La Universal fue inaugurada en 1915, y en los años siguientes, los Warner, Cohn, Zukor, Goldwyn, Fox construyeron en las cercanías sus propios estudios, agrandando así la próxima capital de la industria cinematográfica con esas casas productoras, que luego de algunos cambios de nombre y de socios propietarios, pasaron a llamarse Warner Bros, Paramount, Metro Goldwyn Mayer, RKO, Columbia, United Artists... Cada sello tuvo un logo que se volvió muy familiar para el público y que hoy los nostálgicos pueden reconocer en ciertas señales de cable. Las famosas majors tuvieron cría y prosperaron espectacularmente durante algunas décadas antes de llegar a la declinación después del auge del macartismo y de las limitaciones impuesta a los monopolios, a fines de los ‘50.
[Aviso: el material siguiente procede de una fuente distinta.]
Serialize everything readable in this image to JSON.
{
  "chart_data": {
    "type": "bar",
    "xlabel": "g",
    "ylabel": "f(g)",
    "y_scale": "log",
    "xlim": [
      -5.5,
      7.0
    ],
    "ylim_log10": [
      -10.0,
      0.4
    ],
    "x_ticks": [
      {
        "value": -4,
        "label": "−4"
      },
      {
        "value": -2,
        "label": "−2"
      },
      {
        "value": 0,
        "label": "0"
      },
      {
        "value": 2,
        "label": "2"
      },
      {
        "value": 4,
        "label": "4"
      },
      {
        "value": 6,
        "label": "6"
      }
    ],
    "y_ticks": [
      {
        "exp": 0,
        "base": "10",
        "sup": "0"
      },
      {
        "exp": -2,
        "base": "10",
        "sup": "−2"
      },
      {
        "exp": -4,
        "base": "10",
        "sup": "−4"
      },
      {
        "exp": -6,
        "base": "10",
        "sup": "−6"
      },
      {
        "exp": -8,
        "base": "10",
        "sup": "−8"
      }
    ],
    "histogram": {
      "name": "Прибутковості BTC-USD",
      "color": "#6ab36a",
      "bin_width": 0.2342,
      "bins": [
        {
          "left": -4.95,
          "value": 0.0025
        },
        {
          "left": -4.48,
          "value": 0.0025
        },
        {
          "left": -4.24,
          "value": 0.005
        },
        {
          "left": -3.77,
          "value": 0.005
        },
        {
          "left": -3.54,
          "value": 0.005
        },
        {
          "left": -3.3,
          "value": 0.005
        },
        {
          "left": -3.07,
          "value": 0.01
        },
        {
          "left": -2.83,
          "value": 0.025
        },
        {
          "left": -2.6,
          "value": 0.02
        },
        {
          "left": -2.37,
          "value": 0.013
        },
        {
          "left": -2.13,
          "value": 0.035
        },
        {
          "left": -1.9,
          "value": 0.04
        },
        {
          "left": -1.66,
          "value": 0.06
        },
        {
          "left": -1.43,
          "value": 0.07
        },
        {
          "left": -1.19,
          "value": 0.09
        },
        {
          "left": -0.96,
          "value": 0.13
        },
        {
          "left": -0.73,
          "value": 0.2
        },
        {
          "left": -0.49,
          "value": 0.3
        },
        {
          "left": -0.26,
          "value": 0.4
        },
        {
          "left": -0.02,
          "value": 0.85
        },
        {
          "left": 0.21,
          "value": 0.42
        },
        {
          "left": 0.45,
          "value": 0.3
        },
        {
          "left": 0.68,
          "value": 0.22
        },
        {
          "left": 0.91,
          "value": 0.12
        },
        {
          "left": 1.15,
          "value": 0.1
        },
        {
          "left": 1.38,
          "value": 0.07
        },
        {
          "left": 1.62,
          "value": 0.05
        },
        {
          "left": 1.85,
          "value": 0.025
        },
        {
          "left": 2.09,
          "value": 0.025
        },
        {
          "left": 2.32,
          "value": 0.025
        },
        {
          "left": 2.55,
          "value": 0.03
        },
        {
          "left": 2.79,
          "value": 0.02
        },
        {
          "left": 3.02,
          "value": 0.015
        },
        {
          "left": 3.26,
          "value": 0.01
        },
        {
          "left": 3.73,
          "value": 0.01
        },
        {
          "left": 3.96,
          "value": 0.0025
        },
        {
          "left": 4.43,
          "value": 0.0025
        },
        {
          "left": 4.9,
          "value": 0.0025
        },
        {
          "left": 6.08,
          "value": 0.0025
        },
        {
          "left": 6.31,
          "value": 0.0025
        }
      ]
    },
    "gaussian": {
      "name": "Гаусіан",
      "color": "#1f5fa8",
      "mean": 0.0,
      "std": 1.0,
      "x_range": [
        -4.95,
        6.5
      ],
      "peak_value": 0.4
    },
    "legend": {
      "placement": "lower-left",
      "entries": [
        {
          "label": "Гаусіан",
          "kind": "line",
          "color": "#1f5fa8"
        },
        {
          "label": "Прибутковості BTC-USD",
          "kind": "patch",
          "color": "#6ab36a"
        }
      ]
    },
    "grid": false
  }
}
En el demitificador documental Hollywoodism, Jewish, Movies an the American Dream, de Simcha Jacobovici, guión y codirección de Stuart Samuels, visto en el reciente Festival de Cine Independiente de Buenos Aires, en la sección “Algo judío”, precisamente se demuestra que los padres fundadores de Hollywood, deseosos de integrarse y de hacer negocios, prefirieron no despuntar nada judío, ni en sus vidas privadas ni en sus producciones fílmicas. Con un enfoque equitativo y agudamente crítico, disponiendo de excelente material de archivo y de la participación de una serie de escritores, historiadores y periodistas especializados, Hollywoodism llega a conclusiones esclarecedoras de un alcance inagotable: en su afán de (norte) americanizarse, esos inmigrantes devenidos magnates no sólo crearon la primera ciudad cinematográfica del mundo, sino que inventaron el concepto de sueño americano. Es decir, produjeron las imágenes, los iconos, las formas visuales que se identifican desde entonces con el American way of life. “La gran ironía de Hollywood –apunta este provocativo documental– es que los americanos llegaron a definirse a sí mismos por la fantasía de América creada por judíos venidos de Europa que inicialmente no fueron admitidos en los lugares de poder de la América real.”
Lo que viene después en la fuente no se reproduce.